Miles Ahead is a biopic predicated on an important assumption: it assumes that the audience already likes Miles Davis (Don Cheadle) and has a profound respect and admiration for him as an artist. Set during his fabled five-year absence from the music scene (and from public life, for that matter), the film, written and directed by Cheadle, offers a window into Miles Davis the man. Through this window we see Miles in a two-day encounter with the tenacious and highly unethical Rolling Stone journalist Dave Brill (Ewan McGregor) who wants to help him by telling the world his story of isolation and artistic frustration.

The result is a drug- and alcohol-ridden buddy comedy, complete with a car chase, a record label hit man, and lines of cocaine.

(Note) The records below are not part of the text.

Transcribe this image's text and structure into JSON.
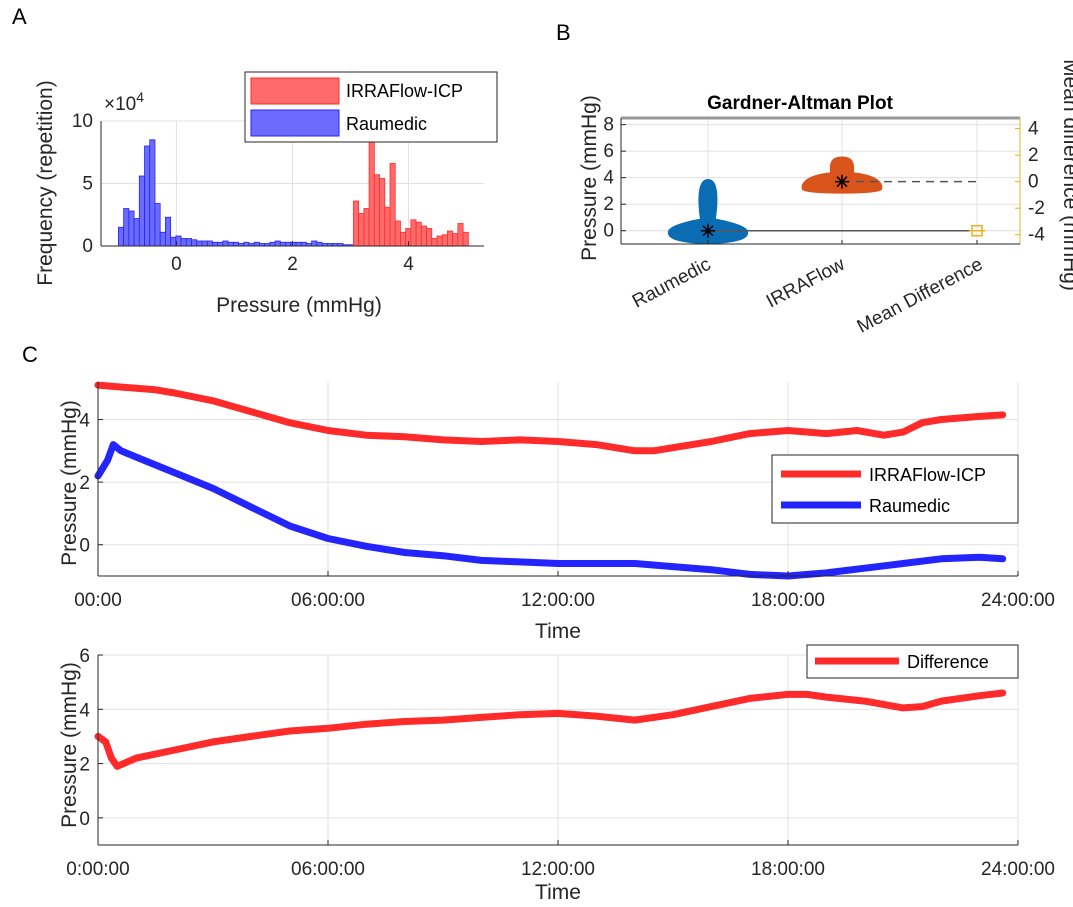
{
  "panels": {
    "a": "A",
    "b": "B",
    "c": "C"
  },
  "colors": {
    "irraflow": "#ff2a2a",
    "raumedic": "#2424ff",
    "irraflow_fill": "#ff6b6b",
    "raumedic_fill": "#6b6bff",
    "violin_blue": "#0a6cb3",
    "violin_orange": "#d9541a",
    "mean_diff": "#edb020",
    "grid": "#e0e0e0"
  },
  "chart_data": [
    {
      "id": "A",
      "type": "bar",
      "xlabel": "Pressure (mmHg)",
      "ylabel": "Frequency (repetition)",
      "exponent_label": "×10",
      "exponent_power": "4",
      "xlim": [
        -1.3,
        5.3
      ],
      "ylim": [
        0,
        10
      ],
      "xticks": [
        "0",
        "2",
        "4"
      ],
      "xtick_values": [
        0,
        2,
        4
      ],
      "yticks": [
        "0",
        "5",
        "10"
      ],
      "ytick_values": [
        0,
        5,
        10
      ],
      "bin_width": 0.09,
      "legend": [
        "IRRAFlow-ICP",
        "Raumedic"
      ],
      "series": [
        {
          "name": "Raumedic",
          "bin_starts": [
            -1.0,
            -0.91,
            -0.82,
            -0.73,
            -0.64,
            -0.55,
            -0.46,
            -0.37,
            -0.28,
            -0.19,
            -0.1,
            -0.01,
            0.08,
            0.17,
            0.26,
            0.35,
            0.44,
            0.53,
            0.62,
            0.71,
            0.8,
            0.89,
            0.98,
            1.07,
            1.16,
            1.25,
            1.34,
            1.43,
            1.52,
            1.61,
            1.7,
            1.79,
            1.88,
            1.97,
            2.06,
            2.15,
            2.24,
            2.33,
            2.42,
            2.51,
            2.6,
            2.69,
            2.78,
            2.87,
            2.96
          ],
          "values": [
            1.5,
            3.0,
            2.8,
            2.2,
            5.6,
            8.0,
            8.5,
            3.4,
            1.1,
            2.3,
            0.7,
            0.8,
            0.6,
            0.6,
            0.5,
            0.4,
            0.4,
            0.4,
            0.3,
            0.3,
            0.4,
            0.3,
            0.3,
            0.2,
            0.3,
            0.2,
            0.3,
            0.2,
            0.2,
            0.3,
            0.4,
            0.3,
            0.3,
            0.3,
            0.3,
            0.3,
            0.2,
            0.4,
            0.3,
            0.2,
            0.2,
            0.2,
            0.2,
            0.1,
            0.1
          ]
        },
        {
          "name": "IRRAFlow-ICP",
          "bin_starts": [
            3.05,
            3.14,
            3.23,
            3.32,
            3.41,
            3.5,
            3.59,
            3.68,
            3.77,
            3.86,
            3.95,
            4.04,
            4.13,
            4.22,
            4.31,
            4.4,
            4.49,
            4.58,
            4.67,
            4.76,
            4.85,
            4.94
          ],
          "values": [
            3.6,
            2.6,
            3.0,
            8.6,
            5.7,
            5.4,
            3.1,
            6.6,
            2.0,
            1.1,
            1.4,
            2.1,
            1.9,
            1.6,
            1.4,
            0.6,
            0.8,
            0.9,
            1.2,
            1.0,
            1.8,
            1.1
          ]
        }
      ]
    },
    {
      "id": "B",
      "type": "violin",
      "title": "Gardner-Altman Plot",
      "ylabel": "Pressure (mmHg)",
      "y2label": "Mean difference (mmHg)",
      "categories": [
        "Raumedic",
        "IRRAFlow",
        "Mean Difference"
      ],
      "ylim": [
        -1,
        8.5
      ],
      "yticks": [
        "0",
        "2",
        "4",
        "6",
        "8"
      ],
      "ytick_values": [
        0,
        2,
        4,
        6,
        8
      ],
      "y2ticks": [
        "4",
        "2",
        "0",
        "-2",
        "-4"
      ],
      "y2tick_values": [
        4,
        2,
        0,
        -2,
        -4
      ],
      "means": [
        0,
        3.7
      ],
      "mean_difference": -3.7
    },
    {
      "id": "C1",
      "type": "line",
      "xlabel": "Time",
      "ylabel": "Pressure (mmHg)",
      "xlim": [
        0,
        24
      ],
      "ylim": [
        -1,
        5.2
      ],
      "xticks": [
        "00:00",
        "06:00:00",
        "12:00:00",
        "18:00:00",
        "24:00:00"
      ],
      "xtick_values": [
        0,
        6,
        12,
        18,
        24
      ],
      "yticks": [
        "0",
        "2",
        "4"
      ],
      "ytick_values": [
        0,
        2,
        4
      ],
      "legend": [
        "IRRAFlow-ICP",
        "Raumedic"
      ],
      "series": [
        {
          "name": "IRRAFlow-ICP",
          "x": [
            0,
            0.5,
            1,
            1.5,
            2,
            3,
            4,
            5,
            6,
            7,
            8,
            9,
            10,
            11,
            12,
            13,
            14,
            14.5,
            15,
            16,
            17,
            18,
            19,
            19.8,
            20.5,
            21,
            21.5,
            22,
            23,
            23.6
          ],
          "y": [
            5.1,
            5.05,
            5.0,
            4.95,
            4.85,
            4.6,
            4.25,
            3.9,
            3.65,
            3.5,
            3.45,
            3.35,
            3.3,
            3.35,
            3.3,
            3.2,
            3.0,
            3.0,
            3.1,
            3.3,
            3.55,
            3.65,
            3.55,
            3.65,
            3.5,
            3.6,
            3.9,
            4.0,
            4.1,
            4.15
          ]
        },
        {
          "name": "Raumedic",
          "x": [
            0,
            0.25,
            0.4,
            0.6,
            1,
            2,
            3,
            4,
            5,
            6,
            7,
            8,
            9,
            10,
            11,
            12,
            13,
            14,
            15,
            16,
            17,
            18,
            19,
            20,
            21,
            22,
            23,
            23.6
          ],
          "y": [
            2.2,
            2.7,
            3.2,
            3.0,
            2.8,
            2.3,
            1.8,
            1.2,
            0.6,
            0.2,
            -0.05,
            -0.25,
            -0.35,
            -0.5,
            -0.55,
            -0.6,
            -0.6,
            -0.6,
            -0.7,
            -0.8,
            -0.95,
            -1.0,
            -0.9,
            -0.75,
            -0.6,
            -0.45,
            -0.4,
            -0.45
          ]
        }
      ]
    },
    {
      "id": "C2",
      "type": "line",
      "xlabel": "Time",
      "ylabel": "Pressure (mmHg)",
      "xlim": [
        0,
        24
      ],
      "ylim": [
        -1,
        6
      ],
      "xticks": [
        "0:00:00",
        "06:00:00",
        "12:00:00",
        "18:00:00",
        "24:00:00"
      ],
      "xtick_values": [
        0,
        6,
        12,
        18,
        24
      ],
      "yticks": [
        "0",
        "2",
        "4",
        "6"
      ],
      "ytick_values": [
        0,
        2,
        4,
        6
      ],
      "legend": [
        "Difference"
      ],
      "series": [
        {
          "name": "Difference",
          "x": [
            0,
            0.2,
            0.35,
            0.5,
            1,
            2,
            3,
            4,
            5,
            6,
            7,
            8,
            9,
            10,
            11,
            12,
            13,
            14,
            15,
            16,
            17,
            18,
            18.5,
            19,
            20,
            21,
            21.5,
            22,
            23,
            23.6
          ],
          "y": [
            3.0,
            2.8,
            2.2,
            1.9,
            2.2,
            2.5,
            2.8,
            3.0,
            3.2,
            3.3,
            3.45,
            3.55,
            3.6,
            3.7,
            3.8,
            3.85,
            3.75,
            3.6,
            3.8,
            4.1,
            4.4,
            4.55,
            4.55,
            4.45,
            4.3,
            4.05,
            4.1,
            4.3,
            4.5,
            4.6
          ]
        }
      ]
    }
  ]
}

Combined with a peppering of flashbacks showing the unraveling of Miles’ personal and artistic life, it paints a picture of a descent into despair.

Miles Davis was a great artist, with style to boot. It is apparent from the opening interview – presumably conducted after all the events of the film – that he has his own unique experience of the creative process and understands the essence of jazz. “Don’t call it jazz, don’t call it jazz.” he insists at one point, “Call it social music.”

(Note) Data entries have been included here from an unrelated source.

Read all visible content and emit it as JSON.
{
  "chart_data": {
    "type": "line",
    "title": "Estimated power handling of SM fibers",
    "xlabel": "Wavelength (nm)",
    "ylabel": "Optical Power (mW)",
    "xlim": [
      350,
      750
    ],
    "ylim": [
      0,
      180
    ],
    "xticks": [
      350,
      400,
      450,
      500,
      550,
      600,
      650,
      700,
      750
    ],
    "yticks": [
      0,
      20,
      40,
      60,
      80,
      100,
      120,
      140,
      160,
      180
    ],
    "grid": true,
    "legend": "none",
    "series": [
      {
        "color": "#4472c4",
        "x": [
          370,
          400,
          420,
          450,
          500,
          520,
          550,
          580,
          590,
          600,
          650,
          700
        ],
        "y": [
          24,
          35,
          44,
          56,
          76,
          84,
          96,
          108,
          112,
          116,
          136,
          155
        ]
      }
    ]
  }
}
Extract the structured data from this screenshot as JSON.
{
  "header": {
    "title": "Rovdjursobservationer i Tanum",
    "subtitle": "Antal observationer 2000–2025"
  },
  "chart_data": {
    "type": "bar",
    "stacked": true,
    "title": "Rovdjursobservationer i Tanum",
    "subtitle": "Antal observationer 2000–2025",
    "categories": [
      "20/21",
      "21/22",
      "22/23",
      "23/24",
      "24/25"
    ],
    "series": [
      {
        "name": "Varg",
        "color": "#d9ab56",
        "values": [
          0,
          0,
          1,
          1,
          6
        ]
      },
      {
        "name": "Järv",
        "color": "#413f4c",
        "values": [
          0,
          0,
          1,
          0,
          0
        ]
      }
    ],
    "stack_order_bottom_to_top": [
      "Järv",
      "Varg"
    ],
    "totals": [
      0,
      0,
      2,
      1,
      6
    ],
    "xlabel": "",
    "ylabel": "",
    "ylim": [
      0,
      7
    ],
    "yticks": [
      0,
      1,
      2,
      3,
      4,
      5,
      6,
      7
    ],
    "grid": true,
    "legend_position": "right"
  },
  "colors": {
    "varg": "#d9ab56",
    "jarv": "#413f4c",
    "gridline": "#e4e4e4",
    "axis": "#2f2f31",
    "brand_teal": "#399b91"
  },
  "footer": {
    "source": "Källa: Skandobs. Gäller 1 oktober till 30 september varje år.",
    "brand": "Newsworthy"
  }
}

Miles’ artistry is reflected in the film’s style and technique. It flows like a jazz song. The visuals merge and trail in and out of each other – from the present to the past and back again. A song, a place, a drink, or a gunshot might give way to a memory of Miles as he wooed, wedded, and decimated his first wife, Frances Taylor (Emayatzy Corinealdi). His past builds on itself from the present, gradually revealing to the audience how Miles got to his present state of isolation. This gives the film continuity and a coherent story even as it feels improvisational.

Image Source: Wikimedia
Image Source: Wikimedia

So it’s like jazz in cinematic form, but it also evokes a bad drug trip. Suffice it to say that a line of cocaine is scored at one point, which Miles pays for with an autograph. The moment is one of many in the film that illustrates the high cost of artistry coupled with fame. Art of the sort Miles created, the kind that reshapes boundaries and drives the evolution of genres, takes an absurd level of self confidence and an absurd disdain for the seething mass of idiocy that is humanity. It is costly for artists to refuse to conform to expectations, the film shows us, because sometimes those expectations push back, especially when they have the weight of a legal contract behind them.

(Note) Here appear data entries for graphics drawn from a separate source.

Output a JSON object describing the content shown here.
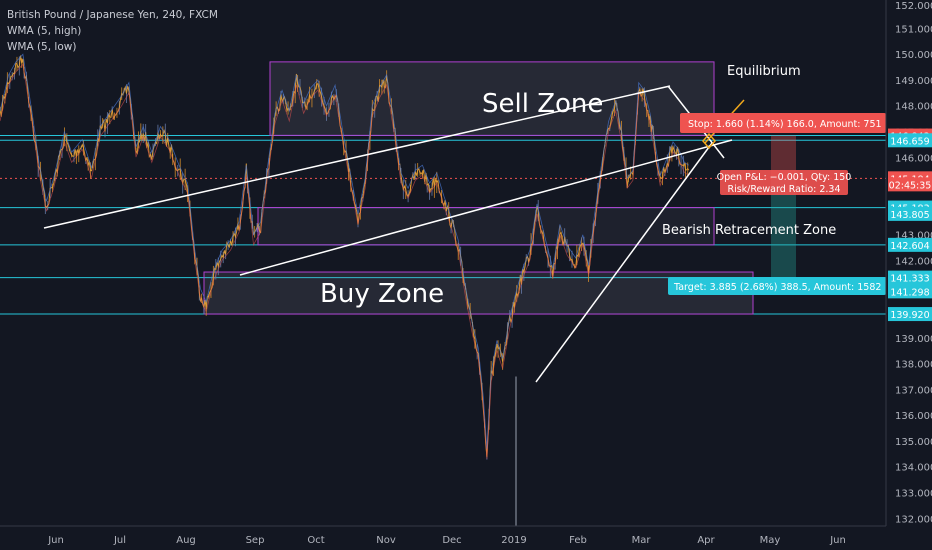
{
  "legend": {
    "symbol": "British Pound / Japanese Yen, 240, FXCM",
    "indicator_high": "WMA (5, high)",
    "indicator_low": "WMA (5, low)"
  },
  "chart_data": {
    "type": "line",
    "title": "British Pound / Japanese Yen, 240, FXCM",
    "series": [
      {
        "x": [
          "May",
          "Jun",
          "Jul",
          "Aug",
          "Sep",
          "Oct",
          "Nov",
          "Dec",
          "2019",
          "Feb",
          "Mar",
          "Apr"
        ],
        "values": [
          148.5,
          147.0,
          148.3,
          145.0,
          147.5,
          148.5,
          146.5,
          144.0,
          137.5,
          143.5,
          147.5,
          145.2
        ]
      }
    ],
    "path_points": [
      [
        0,
        147.6
      ],
      [
        0.012,
        149.0
      ],
      [
        0.022,
        149.5
      ],
      [
        0.032,
        149.8
      ],
      [
        0.045,
        147.5
      ],
      [
        0.055,
        145.5
      ],
      [
        0.065,
        144.1
      ],
      [
        0.075,
        145.0
      ],
      [
        0.09,
        146.8
      ],
      [
        0.1,
        146.0
      ],
      [
        0.115,
        146.5
      ],
      [
        0.128,
        145.4
      ],
      [
        0.14,
        147.0
      ],
      [
        0.155,
        147.6
      ],
      [
        0.17,
        148.2
      ],
      [
        0.18,
        148.7
      ],
      [
        0.19,
        146.2
      ],
      [
        0.2,
        147.0
      ],
      [
        0.212,
        146.0
      ],
      [
        0.224,
        147.0
      ],
      [
        0.236,
        146.5
      ],
      [
        0.25,
        145.5
      ],
      [
        0.262,
        144.8
      ],
      [
        0.272,
        142.2
      ],
      [
        0.28,
        140.7
      ],
      [
        0.288,
        140.2
      ],
      [
        0.298,
        141.4
      ],
      [
        0.31,
        142.2
      ],
      [
        0.322,
        142.6
      ],
      [
        0.334,
        143.3
      ],
      [
        0.344,
        145.5
      ],
      [
        0.354,
        142.8
      ],
      [
        0.364,
        143.3
      ],
      [
        0.374,
        145.5
      ],
      [
        0.384,
        147.5
      ],
      [
        0.394,
        148.4
      ],
      [
        0.404,
        147.6
      ],
      [
        0.414,
        149.0
      ],
      [
        0.424,
        147.9
      ],
      [
        0.434,
        148.5
      ],
      [
        0.444,
        148.8
      ],
      [
        0.456,
        147.8
      ],
      [
        0.468,
        148.6
      ],
      [
        0.48,
        146.6
      ],
      [
        0.49,
        145.1
      ],
      [
        0.5,
        143.6
      ],
      [
        0.51,
        145.0
      ],
      [
        0.52,
        147.8
      ],
      [
        0.53,
        148.5
      ],
      [
        0.54,
        149.0
      ],
      [
        0.55,
        147.2
      ],
      [
        0.56,
        145.2
      ],
      [
        0.57,
        144.6
      ],
      [
        0.58,
        145.3
      ],
      [
        0.59,
        145.5
      ],
      [
        0.6,
        144.8
      ],
      [
        0.61,
        145.2
      ],
      [
        0.62,
        144.3
      ],
      [
        0.63,
        143.5
      ],
      [
        0.64,
        142.6
      ],
      [
        0.65,
        140.8
      ],
      [
        0.66,
        139.3
      ],
      [
        0.668,
        138.4
      ],
      [
        0.675,
        136.5
      ],
      [
        0.68,
        134.5
      ],
      [
        0.686,
        137.5
      ],
      [
        0.694,
        138.7
      ],
      [
        0.702,
        138.0
      ],
      [
        0.712,
        139.6
      ],
      [
        0.72,
        140.5
      ],
      [
        0.73,
        141.5
      ],
      [
        0.74,
        142.2
      ],
      [
        0.75,
        144.0
      ],
      [
        0.762,
        142.6
      ],
      [
        0.772,
        141.5
      ],
      [
        0.782,
        143.2
      ],
      [
        0.792,
        142.4
      ],
      [
        0.804,
        141.9
      ],
      [
        0.814,
        142.8
      ],
      [
        0.822,
        141.6
      ],
      [
        0.83,
        143.5
      ],
      [
        0.84,
        145.5
      ],
      [
        0.85,
        147.2
      ],
      [
        0.86,
        148.0
      ],
      [
        0.868,
        146.8
      ],
      [
        0.876,
        145.0
      ],
      [
        0.884,
        145.3
      ],
      [
        0.892,
        148.7
      ],
      [
        0.9,
        148.4
      ],
      [
        0.908,
        147.5
      ],
      [
        0.914,
        146.5
      ],
      [
        0.922,
        145.1
      ],
      [
        0.932,
        145.8
      ],
      [
        0.94,
        146.4
      ],
      [
        0.948,
        146.1
      ],
      [
        0.956,
        145.6
      ],
      [
        0.962,
        145.5
      ]
    ],
    "xlabel": "",
    "ylabel": "",
    "ylim": [
      131.7,
      152.1
    ],
    "x_ticks": [
      "Jun",
      "Jul",
      "Aug",
      "Sep",
      "Oct",
      "Nov",
      "Dec",
      "2019",
      "Feb",
      "Mar",
      "Apr",
      "May",
      "Jun"
    ],
    "y_ticks": [
      "152.000",
      "151.000",
      "150.000",
      "149.000",
      "148.000",
      "147.000",
      "146.000",
      "145.000",
      "144.000",
      "143.000",
      "142.000",
      "141.000",
      "140.000",
      "139.000",
      "138.000",
      "137.000",
      "136.000",
      "135.000",
      "134.000",
      "133.000",
      "132.000"
    ],
    "price_tags": [
      {
        "label": "146.843",
        "price": 146.843,
        "color": "#ef5350"
      },
      {
        "label": "146.659",
        "price": 146.659,
        "color": "#26c6da"
      },
      {
        "label": "145.184",
        "price": 145.184,
        "color": "#ef5350"
      },
      {
        "label": "02:45:35",
        "price": 144.95,
        "color": "#ef5350"
      },
      {
        "label": "145.183",
        "price": 144.05,
        "color": "#26c6da"
      },
      {
        "label": "143.805",
        "price": 143.805,
        "color": "#26c6da"
      },
      {
        "label": "142.604",
        "price": 142.604,
        "color": "#26c6da"
      },
      {
        "label": "141.333",
        "price": 141.333,
        "color": "#26c6da"
      },
      {
        "label": "141.298",
        "price": 140.8,
        "color": "#26c6da"
      },
      {
        "label": "139.920",
        "price": 139.92,
        "color": "#26c6da"
      }
    ],
    "horizontal_levels": [
      146.843,
      146.659,
      144.05,
      142.604,
      141.333,
      139.92
    ],
    "annotations": {
      "sell_zone": "Sell Zone",
      "buy_zone": "Buy Zone",
      "bearish_zone": "Bearish Retracement Zone",
      "equilibrium": "Equilibrium",
      "stop": "Stop: 1.660 (1.14%) 166.0, Amount: 751",
      "open_pnl": "Open P&L: −0.001, Qty: 150",
      "risk_reward": "Risk/Reward Ratio: 2.34",
      "target": "Target: 3.885 (2.68%) 388.5, Amount: 1582"
    },
    "colors": {
      "background": "#131722",
      "price_line": "#e8a235",
      "zone_border": "#b040d0",
      "trendline": "#ffffff",
      "level_line": "#26c6da",
      "stop_box": "#ef5350",
      "target_box": "#26c6da",
      "equilibrium": "#f0a81c"
    },
    "grid": false,
    "legend_position": "top-left"
  }
}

Miles Ahead is also a sad reminder that genius in an individual has almost no direct correlation to the things that really matter: things like character, love, sacrifice. Pardon my crass terminology, but Miles is a Class A dick. He flatly refuses to abide by the contract with his record label, and threatens the executive with a gun when the studio comes to collect its due. He forces his way into a boxing fight by offering his face as the ticket: “you’re look at it.” At one point he finishes talking on the phone with Frances, his wife-to-be at the time, and abruptly goes to bed with two other women without a trace of guilt.

It’s no surprise Miles ends up alone. After this portrait – this “episode in the life of,” if you will – I would never wish celebrity on anyone.